ただ、機能性表示食品だけでなく医薬品でも同じですが、誰もが100%の予防効果を得られるわけではありません。ワクチンですら100%の予防はできないのは知っている人もいるでしょう。予防効果は万全とは言えないため、機能性表示食品に「この病気の予防ができる」という表示をして、絶対にその病気にかからないと誤解されてしまうのは問題です。

このような形でクレームが発生しないようにするためにも、明らかな形で予防とは表示しないのが一般的になっています。ただ、根拠を見てみれば予防になることがわかる場合も決して少なくありません。

科学文献まで見る必要があるのか

機能性表示食品の予防効果について確認したいときには、データベースを参照するとどの科学文献に記述があるかを調べることができます。ただ、科学文献となると英語のことも多く、一般の人には読むのが大変です。また、有料で取得が難しい文献のことも稀ではありません。

このようなときに科学文献まで見なければならないのかというと、そうとは限りません。機能性表示食品のメーカーは科学的根拠があるのをセールスポイントとして販売を促そうとしています。そのため、メーカーのホームページに行くと効果の科学的根拠について説明していることが多いのです。

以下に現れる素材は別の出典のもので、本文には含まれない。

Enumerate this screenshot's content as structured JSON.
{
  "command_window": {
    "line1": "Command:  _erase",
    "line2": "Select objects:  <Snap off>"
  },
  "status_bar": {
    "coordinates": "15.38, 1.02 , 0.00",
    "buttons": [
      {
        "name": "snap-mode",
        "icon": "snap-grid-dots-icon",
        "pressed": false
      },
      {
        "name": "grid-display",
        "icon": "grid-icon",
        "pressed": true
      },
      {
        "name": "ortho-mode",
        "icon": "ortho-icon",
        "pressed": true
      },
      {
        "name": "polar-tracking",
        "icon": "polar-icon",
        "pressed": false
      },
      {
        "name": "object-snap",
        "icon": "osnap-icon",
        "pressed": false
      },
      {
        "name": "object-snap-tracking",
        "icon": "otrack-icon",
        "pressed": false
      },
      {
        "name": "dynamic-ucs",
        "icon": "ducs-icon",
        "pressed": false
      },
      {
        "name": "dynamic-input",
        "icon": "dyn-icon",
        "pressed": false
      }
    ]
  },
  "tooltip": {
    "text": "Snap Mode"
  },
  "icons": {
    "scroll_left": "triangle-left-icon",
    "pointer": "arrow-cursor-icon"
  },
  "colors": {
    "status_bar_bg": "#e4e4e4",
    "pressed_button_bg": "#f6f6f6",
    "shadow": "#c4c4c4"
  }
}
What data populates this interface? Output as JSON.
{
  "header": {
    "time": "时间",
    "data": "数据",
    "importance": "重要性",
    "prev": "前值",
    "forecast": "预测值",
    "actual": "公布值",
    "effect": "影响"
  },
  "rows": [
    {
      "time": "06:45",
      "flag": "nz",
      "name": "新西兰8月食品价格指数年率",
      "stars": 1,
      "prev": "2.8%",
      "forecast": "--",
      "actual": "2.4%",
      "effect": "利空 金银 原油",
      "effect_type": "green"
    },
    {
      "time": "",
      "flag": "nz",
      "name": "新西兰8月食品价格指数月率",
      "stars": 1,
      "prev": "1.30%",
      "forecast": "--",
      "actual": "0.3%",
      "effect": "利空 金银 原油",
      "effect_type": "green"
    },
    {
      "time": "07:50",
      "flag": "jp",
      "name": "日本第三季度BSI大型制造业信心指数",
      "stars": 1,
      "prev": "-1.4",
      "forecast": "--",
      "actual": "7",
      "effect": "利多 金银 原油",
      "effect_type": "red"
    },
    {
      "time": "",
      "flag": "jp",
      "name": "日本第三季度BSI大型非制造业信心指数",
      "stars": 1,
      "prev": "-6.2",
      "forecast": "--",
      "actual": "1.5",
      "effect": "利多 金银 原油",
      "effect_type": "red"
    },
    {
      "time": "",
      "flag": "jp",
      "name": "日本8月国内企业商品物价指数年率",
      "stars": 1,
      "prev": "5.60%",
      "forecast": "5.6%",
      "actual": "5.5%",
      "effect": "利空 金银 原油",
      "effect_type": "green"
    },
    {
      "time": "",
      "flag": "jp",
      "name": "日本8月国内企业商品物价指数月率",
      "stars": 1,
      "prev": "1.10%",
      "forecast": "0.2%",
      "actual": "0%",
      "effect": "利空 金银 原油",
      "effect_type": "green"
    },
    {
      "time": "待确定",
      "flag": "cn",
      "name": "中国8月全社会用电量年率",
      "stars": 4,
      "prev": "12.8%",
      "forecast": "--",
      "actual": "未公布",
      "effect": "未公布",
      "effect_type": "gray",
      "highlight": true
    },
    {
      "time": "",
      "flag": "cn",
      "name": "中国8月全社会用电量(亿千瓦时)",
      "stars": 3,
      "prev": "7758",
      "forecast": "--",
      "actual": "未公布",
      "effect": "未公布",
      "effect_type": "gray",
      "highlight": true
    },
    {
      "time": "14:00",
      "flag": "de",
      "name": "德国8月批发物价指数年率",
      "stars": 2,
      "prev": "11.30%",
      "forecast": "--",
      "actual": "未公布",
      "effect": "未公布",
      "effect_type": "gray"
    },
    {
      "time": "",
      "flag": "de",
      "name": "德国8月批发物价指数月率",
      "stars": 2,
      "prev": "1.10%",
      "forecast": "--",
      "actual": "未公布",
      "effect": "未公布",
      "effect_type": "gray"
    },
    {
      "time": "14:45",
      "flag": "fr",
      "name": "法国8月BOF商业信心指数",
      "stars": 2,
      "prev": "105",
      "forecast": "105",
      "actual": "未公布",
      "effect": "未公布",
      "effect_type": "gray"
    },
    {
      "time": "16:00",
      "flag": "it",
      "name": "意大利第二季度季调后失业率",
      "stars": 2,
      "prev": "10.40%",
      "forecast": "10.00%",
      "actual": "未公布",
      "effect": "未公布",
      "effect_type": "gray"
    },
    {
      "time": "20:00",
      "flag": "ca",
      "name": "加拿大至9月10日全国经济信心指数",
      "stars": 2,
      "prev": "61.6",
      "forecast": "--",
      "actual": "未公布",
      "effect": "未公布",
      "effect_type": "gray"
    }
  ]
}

その内容を見ても予防効果についてわからないときには、カスタマーセンターに問い合わせると説明をしてもらえることもあります。予防効果があるかどうかを知りたいと思ったならメーカーからの情報を積極的に活用しましょう。

『機能性表示食品が増加している理由とは』

予防には生活習慣の改善も大切

科学的根拠まで見てみると機能性表示食品の中には予防効果が期待されるものも見つかるでしょう。ただ、機能性表示食品の摂取を続けていれば誰もが完璧に予防できるわけではありません。あくまで病気になるリスクが下がると期待できるだけなので、抜本的な改善も考えることが大切です。

病気になるリスクを下げるには生活習慣を見直すのが効果的です。生活習慣病も感染症も、健康的な生活を送ることで予防できることが知られています。不摂生な生活を送っている人は少しずつでも改善することで予防になるでしょう。

機能性表示食品は補助をして使用していき、病気に悩まされない生き方をしていくようにしましょう。

機能性表示食品の予防効果はきちんと理解しよう

機能性表示食品の表示内容には病気の予防について直接的な記述があることはほとんどありません。内容から消費者が類推して予防効果があるのではないかと考えている場合が多いのです。ただ、表示内容の科学的根拠を見てみると予防効果が示されていることもあります。

本当に予防になるかが気になったときには根拠から理解をするようにしましょう。